North Carolina's two senators are working together to appoint a judge to the 4th U.S. Circuit Court of Appeals, but some political pundits said this increased bipartisan cooperation might not translate to other legislative areas.
Republican Sen. Elizabeth Dole and Democratic Sen. John Edwards hope to recommend for the position a North Carolinian to President Bush. This would be the first judge from the state to sit on the court since 1980.
The court's jurisdiction includes Maryland, Virginia, West Virginia and the Carolinas, but North Carolina is the only state not represented among the court's judges.
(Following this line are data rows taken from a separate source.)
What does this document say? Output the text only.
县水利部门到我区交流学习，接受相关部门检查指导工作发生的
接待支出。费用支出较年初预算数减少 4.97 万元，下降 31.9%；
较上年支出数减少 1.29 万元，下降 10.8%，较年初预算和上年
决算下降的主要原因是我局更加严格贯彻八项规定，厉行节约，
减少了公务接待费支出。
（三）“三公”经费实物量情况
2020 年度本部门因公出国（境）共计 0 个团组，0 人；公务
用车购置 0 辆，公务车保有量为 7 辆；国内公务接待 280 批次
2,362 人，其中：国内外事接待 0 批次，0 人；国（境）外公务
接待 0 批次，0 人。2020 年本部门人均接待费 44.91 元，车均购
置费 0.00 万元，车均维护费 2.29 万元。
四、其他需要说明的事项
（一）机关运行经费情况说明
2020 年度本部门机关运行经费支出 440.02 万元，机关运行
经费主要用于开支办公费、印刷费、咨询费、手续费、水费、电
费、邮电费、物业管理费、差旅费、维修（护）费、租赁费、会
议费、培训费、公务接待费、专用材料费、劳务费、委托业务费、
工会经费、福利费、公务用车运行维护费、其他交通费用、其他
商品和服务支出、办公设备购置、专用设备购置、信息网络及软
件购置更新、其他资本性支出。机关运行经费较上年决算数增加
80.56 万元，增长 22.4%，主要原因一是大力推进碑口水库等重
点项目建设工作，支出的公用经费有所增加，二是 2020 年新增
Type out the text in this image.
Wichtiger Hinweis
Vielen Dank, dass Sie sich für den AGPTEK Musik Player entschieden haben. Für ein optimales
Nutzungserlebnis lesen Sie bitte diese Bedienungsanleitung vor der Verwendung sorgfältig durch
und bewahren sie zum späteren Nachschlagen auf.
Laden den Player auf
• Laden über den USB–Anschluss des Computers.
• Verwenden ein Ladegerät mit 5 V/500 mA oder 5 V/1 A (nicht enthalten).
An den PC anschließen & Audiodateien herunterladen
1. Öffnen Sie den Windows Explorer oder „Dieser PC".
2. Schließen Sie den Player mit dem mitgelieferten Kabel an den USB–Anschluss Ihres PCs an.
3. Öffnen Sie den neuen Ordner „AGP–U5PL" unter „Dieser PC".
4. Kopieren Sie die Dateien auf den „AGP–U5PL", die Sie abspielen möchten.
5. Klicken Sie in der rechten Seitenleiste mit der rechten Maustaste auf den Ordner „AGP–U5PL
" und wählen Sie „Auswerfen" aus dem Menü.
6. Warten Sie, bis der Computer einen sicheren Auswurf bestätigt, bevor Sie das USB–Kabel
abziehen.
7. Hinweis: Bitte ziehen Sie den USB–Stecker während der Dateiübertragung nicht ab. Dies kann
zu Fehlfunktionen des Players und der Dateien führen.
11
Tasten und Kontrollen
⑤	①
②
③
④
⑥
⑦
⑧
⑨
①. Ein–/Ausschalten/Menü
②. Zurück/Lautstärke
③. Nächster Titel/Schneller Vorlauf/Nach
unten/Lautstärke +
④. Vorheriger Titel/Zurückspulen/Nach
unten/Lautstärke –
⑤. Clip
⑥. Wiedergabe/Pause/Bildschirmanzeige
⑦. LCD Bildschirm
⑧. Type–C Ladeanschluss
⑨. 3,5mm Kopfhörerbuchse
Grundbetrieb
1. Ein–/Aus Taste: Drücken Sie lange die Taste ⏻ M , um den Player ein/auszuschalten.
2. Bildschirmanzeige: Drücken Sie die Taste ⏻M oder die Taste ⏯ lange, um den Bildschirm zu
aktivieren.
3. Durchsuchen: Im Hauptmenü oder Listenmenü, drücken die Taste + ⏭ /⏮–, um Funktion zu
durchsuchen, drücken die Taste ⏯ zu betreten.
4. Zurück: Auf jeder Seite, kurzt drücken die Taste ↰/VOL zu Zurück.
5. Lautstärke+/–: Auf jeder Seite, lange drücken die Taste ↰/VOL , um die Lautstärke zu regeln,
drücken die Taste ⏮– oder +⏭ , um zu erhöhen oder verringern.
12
There are 12 judges -- at least two from every other state -- represented on the court, with three seats vacant.
Edwards and former U.S. Republican Sen. Jesse Helms have consistently blocked each other's recommendations for the seat since the Clinton administration, keeping out N.C. judicial nominees.
But Edwards and newly inducted Dole say they are committed to working with each other to agree on a candidate they can recommend to the president.
Cooperation between the two senators will result in a moderate judge nomination, said UNC political science Professor Thad Beyle.
"There hasn't been a judge in the past because Helms didn't like Edwards' nominees and Edwards thought Helms' (nominees) were too conservative," he said. "Dole would be easier to work with -- not with a big ideological set of baggage."
Ending the N.C. judiciary stalemate would benefit the state, said Ferrel Guillory, director of UNC's Program on Southern Politics, Media and Public Life. "A lot of judges and lawyers with businesses would like to have a North Carolina judge who knows the state."